According to the Syrian Network for Human Rights, the Russian air force targeted at least 243 vital civilian facilities, including five displaced persons’ camps between September 2015 and March 2016.
Targets included 48 ambulances, 51 medical centers, 57 infrastructure facilities, 52 educational facilities, 50 religious centers, 25 residential blocks, and 5 refugee camps.
Israeli Strike on Regime Building in Southwest
Israeli warplanes have struck a regime building in al-Ba’ath in Quneitra Province in southwest Syria.
Al-Ba’ath, also known as New Quneitra, is near the Israeli-occupied Golan Heights.
Rebel Faction: Court to Investigate Fighter Who Beheaded “Child Soldier”
The rebel faction Nour al-Din al-Zenki has issued a statement promising the trial of a fighter who was filmed executing a boy, amid battles north of Aleppo.
The faction said a judicial committee has been established to investigate the circumstances and issue a verdict as soon as possible. It said all suspects have been detained, and it promised to enforce the decisions of the court.
Graphic video and pictures showed fighters posing with the boy before one of them took him to the back of a pick-up truck and executed him.
The boy, identified as Abdallah Issa from the Sheba district of Homs city, was reportedly with the pro-Assad, mainly-Palestinian al-Quds Brigade when he was captured.
The al-Quds Brigade is part of a pro-Assad force which attacked Handarat, north of Aleppo city, early Tuesday.
Kerry: US and Russia Plan “Concrete Steps”
US Secretary of State John Kerry said on Tuesday that the US and Russia have planned “concrete steps” for their intervention in Syria.
Four days after he visited Moscow to present a proposal for a US-Russian command-and-control center, Kerry spoke again with Russian Foreign Minister Sergei Lavrov.
Kerry did not speak about the center to exchange intelligence and coordinate airstrikes against the Islamic State and the jihadists of Jabhat al-Nusra.
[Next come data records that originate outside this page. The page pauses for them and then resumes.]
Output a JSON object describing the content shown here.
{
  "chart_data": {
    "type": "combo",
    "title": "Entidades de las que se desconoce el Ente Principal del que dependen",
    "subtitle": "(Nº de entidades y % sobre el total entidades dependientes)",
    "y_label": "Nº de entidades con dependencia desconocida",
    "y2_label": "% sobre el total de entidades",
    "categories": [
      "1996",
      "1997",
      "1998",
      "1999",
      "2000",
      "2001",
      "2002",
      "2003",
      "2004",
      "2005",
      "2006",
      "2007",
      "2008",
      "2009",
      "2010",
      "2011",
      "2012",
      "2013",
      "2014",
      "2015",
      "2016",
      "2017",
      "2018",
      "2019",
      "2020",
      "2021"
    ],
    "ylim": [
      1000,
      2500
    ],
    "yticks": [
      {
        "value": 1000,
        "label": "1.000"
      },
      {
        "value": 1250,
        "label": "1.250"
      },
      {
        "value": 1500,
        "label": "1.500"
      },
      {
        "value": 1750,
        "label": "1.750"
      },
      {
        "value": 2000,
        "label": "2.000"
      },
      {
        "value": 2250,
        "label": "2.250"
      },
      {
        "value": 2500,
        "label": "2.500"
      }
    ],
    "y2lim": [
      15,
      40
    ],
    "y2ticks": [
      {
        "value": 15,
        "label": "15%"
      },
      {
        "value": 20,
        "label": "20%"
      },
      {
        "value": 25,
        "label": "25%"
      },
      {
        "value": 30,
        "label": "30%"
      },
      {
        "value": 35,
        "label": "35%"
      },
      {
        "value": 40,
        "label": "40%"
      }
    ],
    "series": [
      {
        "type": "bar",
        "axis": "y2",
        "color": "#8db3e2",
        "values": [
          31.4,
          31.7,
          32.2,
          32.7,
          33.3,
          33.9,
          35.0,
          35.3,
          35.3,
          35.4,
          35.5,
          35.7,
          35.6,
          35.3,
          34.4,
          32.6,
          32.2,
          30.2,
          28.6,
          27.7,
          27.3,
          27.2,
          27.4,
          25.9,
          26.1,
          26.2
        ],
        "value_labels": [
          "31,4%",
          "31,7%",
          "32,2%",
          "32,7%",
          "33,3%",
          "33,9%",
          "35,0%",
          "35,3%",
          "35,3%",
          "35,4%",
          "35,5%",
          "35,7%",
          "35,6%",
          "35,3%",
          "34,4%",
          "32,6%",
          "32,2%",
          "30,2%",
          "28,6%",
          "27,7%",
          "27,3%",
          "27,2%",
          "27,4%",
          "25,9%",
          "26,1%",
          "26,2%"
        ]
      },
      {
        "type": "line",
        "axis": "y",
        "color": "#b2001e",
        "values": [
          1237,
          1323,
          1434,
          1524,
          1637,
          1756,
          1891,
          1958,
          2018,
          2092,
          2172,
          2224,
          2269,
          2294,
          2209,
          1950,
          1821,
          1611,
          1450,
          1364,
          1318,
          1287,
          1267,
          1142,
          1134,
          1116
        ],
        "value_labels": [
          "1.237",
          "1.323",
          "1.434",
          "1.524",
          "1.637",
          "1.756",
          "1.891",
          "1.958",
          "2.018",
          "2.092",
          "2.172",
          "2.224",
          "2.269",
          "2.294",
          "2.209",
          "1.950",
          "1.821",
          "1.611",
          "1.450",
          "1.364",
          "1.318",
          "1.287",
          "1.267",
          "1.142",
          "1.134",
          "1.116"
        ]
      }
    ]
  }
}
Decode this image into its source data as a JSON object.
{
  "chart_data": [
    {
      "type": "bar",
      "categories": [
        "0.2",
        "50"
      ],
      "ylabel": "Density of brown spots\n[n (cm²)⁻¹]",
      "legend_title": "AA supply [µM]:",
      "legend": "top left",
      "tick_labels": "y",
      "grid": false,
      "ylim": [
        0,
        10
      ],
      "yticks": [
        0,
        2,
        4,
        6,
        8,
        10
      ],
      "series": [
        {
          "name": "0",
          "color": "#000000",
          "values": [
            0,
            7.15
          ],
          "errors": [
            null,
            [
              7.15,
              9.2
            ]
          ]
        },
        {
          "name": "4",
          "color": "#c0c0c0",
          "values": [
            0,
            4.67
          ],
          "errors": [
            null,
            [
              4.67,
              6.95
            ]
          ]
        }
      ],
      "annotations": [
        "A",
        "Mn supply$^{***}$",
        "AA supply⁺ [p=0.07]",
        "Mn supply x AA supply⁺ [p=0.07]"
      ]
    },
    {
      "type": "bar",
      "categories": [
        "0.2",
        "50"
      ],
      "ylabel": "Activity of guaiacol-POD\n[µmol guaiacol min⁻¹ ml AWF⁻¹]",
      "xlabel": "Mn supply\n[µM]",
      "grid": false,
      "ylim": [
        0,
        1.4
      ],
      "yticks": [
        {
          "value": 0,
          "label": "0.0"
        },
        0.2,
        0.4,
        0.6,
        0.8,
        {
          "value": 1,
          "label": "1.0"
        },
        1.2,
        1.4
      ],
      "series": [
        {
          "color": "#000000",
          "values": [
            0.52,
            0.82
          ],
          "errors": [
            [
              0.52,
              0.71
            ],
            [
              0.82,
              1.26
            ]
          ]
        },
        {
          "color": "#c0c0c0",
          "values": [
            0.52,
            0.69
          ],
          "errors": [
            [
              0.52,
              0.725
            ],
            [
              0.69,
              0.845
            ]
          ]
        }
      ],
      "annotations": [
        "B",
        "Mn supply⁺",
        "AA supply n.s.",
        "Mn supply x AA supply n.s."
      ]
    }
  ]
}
Instead, he said that more work was needed on steps to be implemented and emphasized that the US is urging Russia to persuade the Assad regime to halt bombing of opposition groups and civilians.
The Secretary of State said of his latest talk with Lavrov:
We both believe that we have an understanding of the direction we are going in and what needs to be achieved. Our teams will meet shortly.
We are going to continue to do that in order to bolster the cessation of hostilities and in order to increase our capacity to fight back against al Qaeda, which is Nusra, as well as fight back against ISIL [the Islamic State].
We will also do everything in our power to improve delivery of food, medicine, water, incredibly essential humanitarian needs.
Russia has indicated that any agreed US-Russian cooperation will also include attacks on Syrian rebel factions, as they have not “separated” themselves from Jabhat al-Nusra.
Kerry also met UN envoy Staffan de Mistura in London on Tuesday.
France Calls for Pressure on Assad
In a contrasting statement, French Foreign Minister Jean-Marc Ayrault called for pressure on the Assad regime to avoid deadly sieges and attacks across the country.
Ayrault spoke both of the imminent siege on up to 400,000 people in opposition-held Aleppo city, after pro-Assad forces established control over the last route into the area, and the siege, bombardment, and ground attacks on Darayya near Damascus.
“We are extremely concerned by the situation in Aleppo, but Darayya as well,” Ayrault said. “Darayya is a symbol and we fear a real massacre.”
Before meeting US and European counterparts, Ayrault referred to the November Presidential election in the US, “What we cannot accept is to wait for election calendars. We need to launch a call to help those besieged.”